Aliaksiej Mikalajevič Skoblia (Аляксей Мікалаевіч Скобля, 14 March 1990 – 13 March 2022), nom de guerre "Tur" (Тур, "Bison"), was a Belarusian soldier who was deputy commander of the Kastuś Kalinoŭski Battalion under the Armed Forces of Ukraine. Skoblia died defending Kyiv from advancing Russian troops during the Battle of Kyiv in the 2022 Russian invasion of Ukraine. He was posthumously conferred the title of Hero of Ukraine by President of Ukraine Volodymyr Zelenskyy.

== Early life ==

Aliaksiej Mikalajevič Skoblia was born in Minsk, then part of the Soviet Union, on 14 March 1990. His mother was a kindergarten teacher and his father was a bus driver. From his childhood, he was interested in history.

After the ninth grade, he entered a car mechanic college in Minsk. He took part in the 2011 Belarusian protests against the government of Alexander Lukashenko, for which he was briefly arrested and fined.

== Volunteer in Ukraine ==

In 2015, Skoblia went to Ukraine as a soldier for the Ukrainian Armed Forces, eventually becoming a deputy commander.
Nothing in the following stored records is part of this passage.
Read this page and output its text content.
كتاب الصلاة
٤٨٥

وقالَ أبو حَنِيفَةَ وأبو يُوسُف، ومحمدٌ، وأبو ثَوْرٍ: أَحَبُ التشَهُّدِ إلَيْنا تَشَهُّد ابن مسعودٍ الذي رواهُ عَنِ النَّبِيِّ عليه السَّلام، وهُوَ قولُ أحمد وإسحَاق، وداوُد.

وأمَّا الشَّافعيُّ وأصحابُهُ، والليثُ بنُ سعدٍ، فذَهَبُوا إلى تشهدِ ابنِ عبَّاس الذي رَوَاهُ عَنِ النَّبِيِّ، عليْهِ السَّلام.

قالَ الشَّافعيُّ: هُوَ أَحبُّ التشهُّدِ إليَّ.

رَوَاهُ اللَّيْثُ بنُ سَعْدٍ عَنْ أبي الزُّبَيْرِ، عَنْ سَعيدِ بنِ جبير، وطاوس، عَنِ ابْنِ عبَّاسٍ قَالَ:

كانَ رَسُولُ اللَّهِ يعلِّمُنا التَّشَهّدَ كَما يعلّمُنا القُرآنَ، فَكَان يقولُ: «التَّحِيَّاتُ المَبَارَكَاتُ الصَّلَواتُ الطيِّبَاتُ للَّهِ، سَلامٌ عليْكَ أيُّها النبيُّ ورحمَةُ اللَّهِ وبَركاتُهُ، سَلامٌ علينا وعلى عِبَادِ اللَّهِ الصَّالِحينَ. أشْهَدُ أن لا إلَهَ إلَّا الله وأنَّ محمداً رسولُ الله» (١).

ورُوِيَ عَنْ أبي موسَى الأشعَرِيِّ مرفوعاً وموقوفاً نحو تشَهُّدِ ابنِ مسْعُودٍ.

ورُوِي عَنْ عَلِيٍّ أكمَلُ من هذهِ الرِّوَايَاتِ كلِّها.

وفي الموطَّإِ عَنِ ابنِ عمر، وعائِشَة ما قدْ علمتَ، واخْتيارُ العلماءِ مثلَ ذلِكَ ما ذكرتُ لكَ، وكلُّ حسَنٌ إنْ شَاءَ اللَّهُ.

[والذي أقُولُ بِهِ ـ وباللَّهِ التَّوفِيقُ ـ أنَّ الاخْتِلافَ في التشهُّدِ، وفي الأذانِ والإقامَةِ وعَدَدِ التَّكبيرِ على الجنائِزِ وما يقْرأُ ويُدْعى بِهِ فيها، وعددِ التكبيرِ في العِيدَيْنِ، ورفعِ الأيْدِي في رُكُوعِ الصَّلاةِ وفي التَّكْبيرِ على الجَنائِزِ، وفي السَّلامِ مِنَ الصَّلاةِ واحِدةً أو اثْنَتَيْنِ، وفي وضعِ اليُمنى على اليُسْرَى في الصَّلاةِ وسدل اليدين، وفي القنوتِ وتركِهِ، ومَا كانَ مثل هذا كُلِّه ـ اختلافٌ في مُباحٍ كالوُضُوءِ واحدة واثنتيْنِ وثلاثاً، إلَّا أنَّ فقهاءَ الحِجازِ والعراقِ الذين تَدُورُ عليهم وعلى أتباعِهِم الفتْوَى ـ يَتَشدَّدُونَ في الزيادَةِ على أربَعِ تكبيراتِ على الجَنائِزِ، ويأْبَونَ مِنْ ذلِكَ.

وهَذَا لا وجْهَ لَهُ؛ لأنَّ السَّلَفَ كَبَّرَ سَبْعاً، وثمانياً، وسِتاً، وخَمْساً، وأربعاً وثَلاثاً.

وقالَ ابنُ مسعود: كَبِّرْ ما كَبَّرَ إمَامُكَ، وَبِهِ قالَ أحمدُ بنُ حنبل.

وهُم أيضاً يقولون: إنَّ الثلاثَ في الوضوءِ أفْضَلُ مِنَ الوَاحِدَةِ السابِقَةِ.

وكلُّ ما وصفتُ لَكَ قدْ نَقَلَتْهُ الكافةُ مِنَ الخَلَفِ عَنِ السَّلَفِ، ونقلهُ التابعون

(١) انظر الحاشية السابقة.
He was one of the leading members of the Belarusian opposition fighting for Ukraine in the war in Donbas. During 2021 and 2022, he served in the Special Operations Forces of Ukraine on a contract basis.
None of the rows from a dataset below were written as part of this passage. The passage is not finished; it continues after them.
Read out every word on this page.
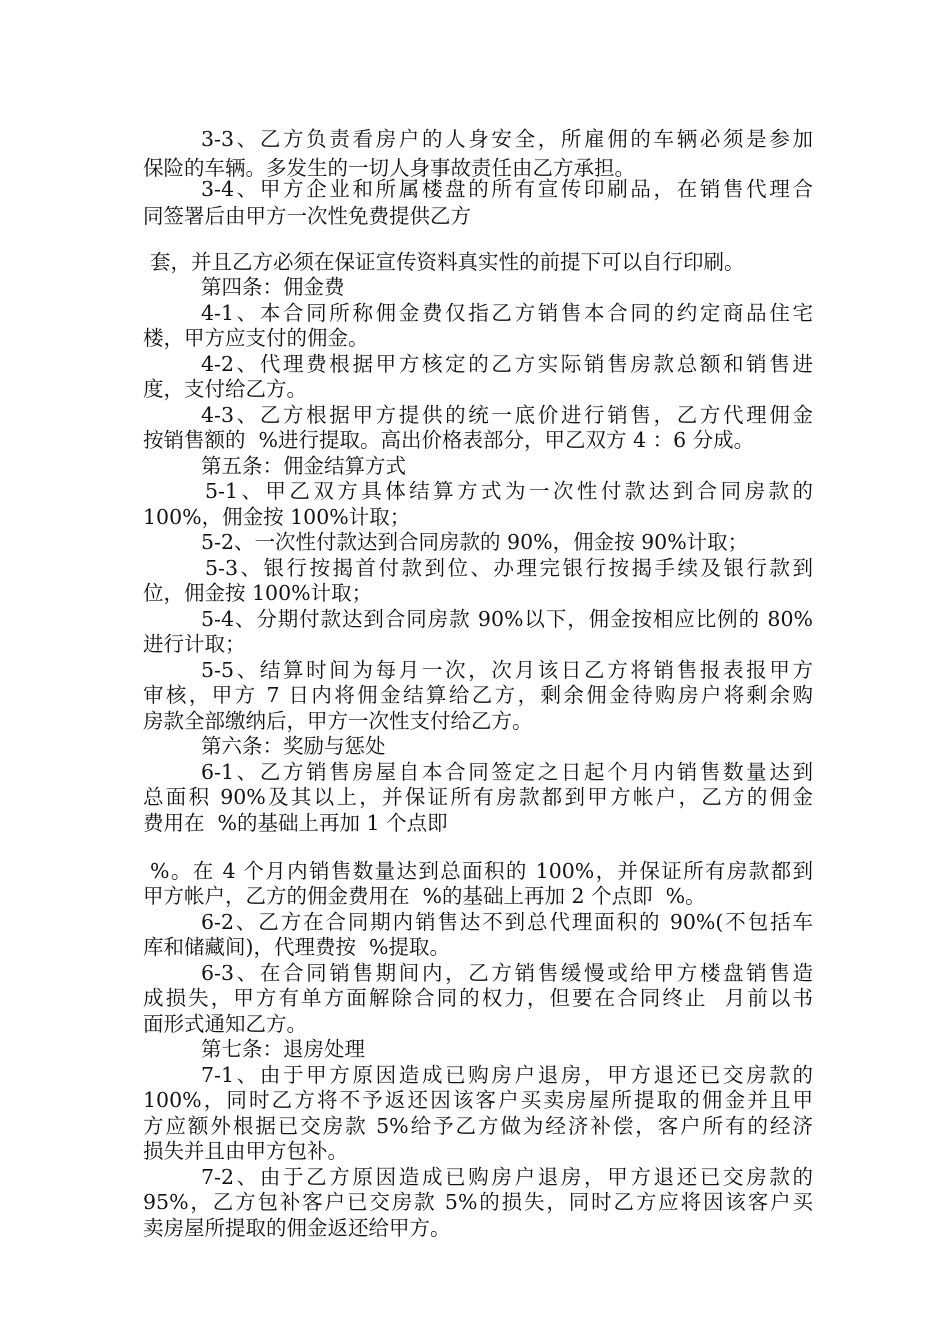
3-3、乙方负责看房户的人身安全，所雇佣的车辆必须是参加
保险的车辆。多发生的一切人身事故责任由乙方承担。
3-4、甲方企业和所属楼盘的所有宣传印刷品，在销售代理合
同签署后由甲方一次性免费提供乙方
套，并且乙方必须在保证宣传资料真实性的前提下可以自行印刷。
第四条：佣金费
4-1、本合同所称佣金费仅指乙方销售本合同的约定商品住宅
楼，甲方应支付的佣金。
4-2、代理费根据甲方核定的乙方实际销售房款总额和销售进
度，支付给乙方。
4-3、乙方根据甲方提供的统一底价进行销售，乙方代理佣金
按销售额的  %进行提取。高出价格表部分，甲乙双方 4 ：6 分成。
第五条：佣金结算方式
5-1、甲乙双方具体结算方式为一次性付款达到合同房款的
100%，佣金按 100%计取；
5-2、一次性付款达到合同房款的 90%，佣金按 90%计取；
5-3、银行按揭首付款到位、办理完银行按揭手续及银行款到
位，佣金按 100%计取；
5-4、分期付款达到合同房款 90%以下，佣金按相应比例的 80%
进行计取；
5-5、结算时间为每月一次，次月该日乙方将销售报表报甲方
审核，甲方 7 日内将佣金结算给乙方，剩余佣金待购房户将剩余购
房款全部缴纳后，甲方一次性支付给乙方。
第六条：奖励与惩处
6-1、乙方销售房屋自本合同签定之日起个月内销售数量达到
总面积 90%及其以上，并保证所有房款都到甲方帐户，乙方的佣金
费用在  %的基础上再加 1 个点即
%。在 4 个月内销售数量达到总面积的 100%，并保证所有房款都到
甲方帐户，乙方的佣金费用在  %的基础上再加 2 个点即  %。
6-2、乙方在合同期内销售达不到总代理面积的 90%(不包括车
库和储藏间)，代理费按  %提取。
6-3、在合同销售期间内，乙方销售缓慢或给甲方楼盘销售造
成损失，甲方有单方面解除合同的权力，但要在合同终止  月前以书
面形式通知乙方。
第七条：退房处理
7-1、由于甲方原因造成已购房户退房，甲方退还已交房款的
100%，同时乙方将不予返还因该客户买卖房屋所提取的佣金并且甲
方应额外根据已交房款 5%给予乙方做为经济补偿，客户所有的经济
损失并且由甲方包补。
7-2、由于乙方原因造成已购房户退房，甲方退还已交房款的
95%，乙方包补客户已交房款 5%的损失，同时乙方应将因该客户买
卖房屋所提取的佣金返还给甲方。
Following the 2022 Russian invasion of Ukraine, Skoblia became deputy commander of the newly formed Kastuś Kalinoŭski Battalion of Belarusian volunteers. On 13 March 2022, on the outskirts of Kyiv, his unit was ambushed by Russian troops. Skoblia died from his wounds while covering the retreat of his troops. He would have turned 32 the following day. In the week preceding his death, he had rescued ten wounded soldiers of the battalion using his professional medical skills.

== Memory ==

A farewell ceremony took place on 16 March 2022 at the Kyiv Crematorium, at which a specially-composed poem was read by one of the battalion's soldiers:

I will go through a steadily difficult path of endless and bloody war.
Let us raise the flag of noble glory over our mighty shoulders.

As Kastuś Kalinoŭski is my example, so is the fate of my comrade [Ilya] Litvin.

I will liberate Belarus through the liberation of Ukraine.

Like Tur, I swear to defend my comrades-in-arms in the heat of the battle.

Our honour will live forever in the memory of our homeland.

On 13 April 2022, Ukrainian President Volodymyr Zelenskyy posthumously awarded Skoblia the title of Hero of Ukraine "for personal courage and heroism in defending the state sovereignty and territorial integrity of Ukraine, loyalty to the military oath."

On 22 November 2022, the Rada of the Belarusian Democratic Republic in exile awarded Skoblia with the Medal of the Order of the Pahonia.